22 Years of Monday to Friday

At the age of 5, I began the Monday to Friday commitment known as kindergarten. I was ready for the world – with my thick Coke-bottle glasses, checkered suspenders and bowl cut.

Since those fateful fall days back in 1998, I have followed the path I was “supposed to”. It was school, summer camps, more school, enrichment programs, more school, leadership conferences, university, and then straight into the “real world” of work. It wasn’t any one person who told me this is what I had to do, but a society where following the rules is seen with admiration.

For me, this following of the rules has created a lot of self-worth over my past 22 years. Excel in school, do all the extracurricular activities, go to university, get a job with a good salary that you are passionate about. Check, check, check, and check. But can you help me understand why? Because I am having a hard time remembering the justification my 5-year-old self was told sitting cross-legged on the carpet at Boundary Elementary.

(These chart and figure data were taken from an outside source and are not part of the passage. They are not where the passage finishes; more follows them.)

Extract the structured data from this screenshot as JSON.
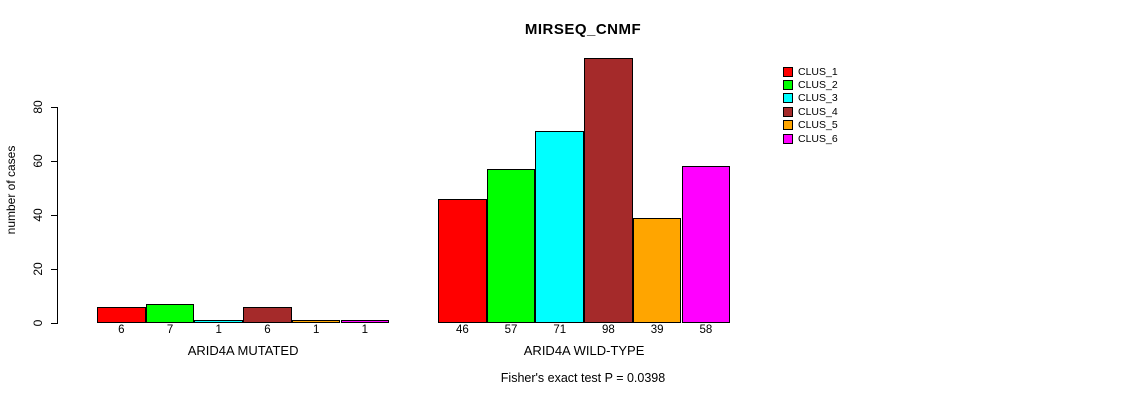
{
  "chart_data": {
    "type": "bar",
    "title": "MIRSEQ_CNMF",
    "ylabel": "number of cases",
    "xlabel": "",
    "annotation": "Fisher's exact test P = 0.0398",
    "y_ticks": [
      0,
      20,
      40,
      60,
      80
    ],
    "ylim": [
      0,
      98
    ],
    "grid": false,
    "legend_position": "right",
    "bar_value_labels": true,
    "categories": [
      "ARID4A MUTATED",
      "ARID4A WILD-TYPE"
    ],
    "series": [
      {
        "name": "CLUS_1",
        "color": "#ff0000",
        "values": [
          6,
          46
        ]
      },
      {
        "name": "CLUS_2",
        "color": "#00ff00",
        "values": [
          7,
          57
        ]
      },
      {
        "name": "CLUS_3",
        "color": "#00ffff",
        "values": [
          1,
          71
        ]
      },
      {
        "name": "CLUS_4",
        "color": "#a52a2a",
        "values": [
          6,
          98
        ]
      },
      {
        "name": "CLUS_5",
        "color": "#ffa500",
        "values": [
          1,
          39
        ]
      },
      {
        "name": "CLUS_6",
        "color": "#ff00ff",
        "values": [
          1,
          58
        ]
      }
    ],
    "text_color": "#000000",
    "background_color": "#ffffff"
  }
}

I’ve tried to stick to these societal rules as best as I could but have found cracks in this Monday to Friday life over the last 22 years. I’ve attempted to start my own companies while in school, spent ridiculous summers bouncing around East Africa and North America, created my dream job in West Africa, and ran my way through beautiful unknown places with my sweat-soaked backpack. But there has always been a life to come back to – these adventures forming but a blip on the schedule of a Monday to Friday existence.

But why? Who told bowl cut suspender wearing me in 1998 that I was supposed to spend my life being productive Monday to Friday for the next 50 or 60 years?

So, it’s time for a change.

Rather than one job, I am building a portfolio of projects I am passionate about, projects that allow me to work and live a more meaningful, intentional day-to-day. This will include starting my own organization dedicated to building nutritious low-cost food systems, but will also allow space to support friends doing important work who could use my help, space for creativity, and importantly space to stop for human interactions. I want to sit with my grandfather and research our family history, stop to help push cars out of snowbanks, and simply stop to look up at the world and take a couple deep breaths.

I’ve decided enough is enough, I want to go back to being that dream-filled 4-year-old who hasn’t yet been told how life is ‘supposed to work”. I am defining success not by money earned or meetings held, but my impact created, and human relationships nourished.

Do you have good recommendations for cool checkered suspenders or bowl-cut hairdressers? I am ready to get back to my child-like wonder.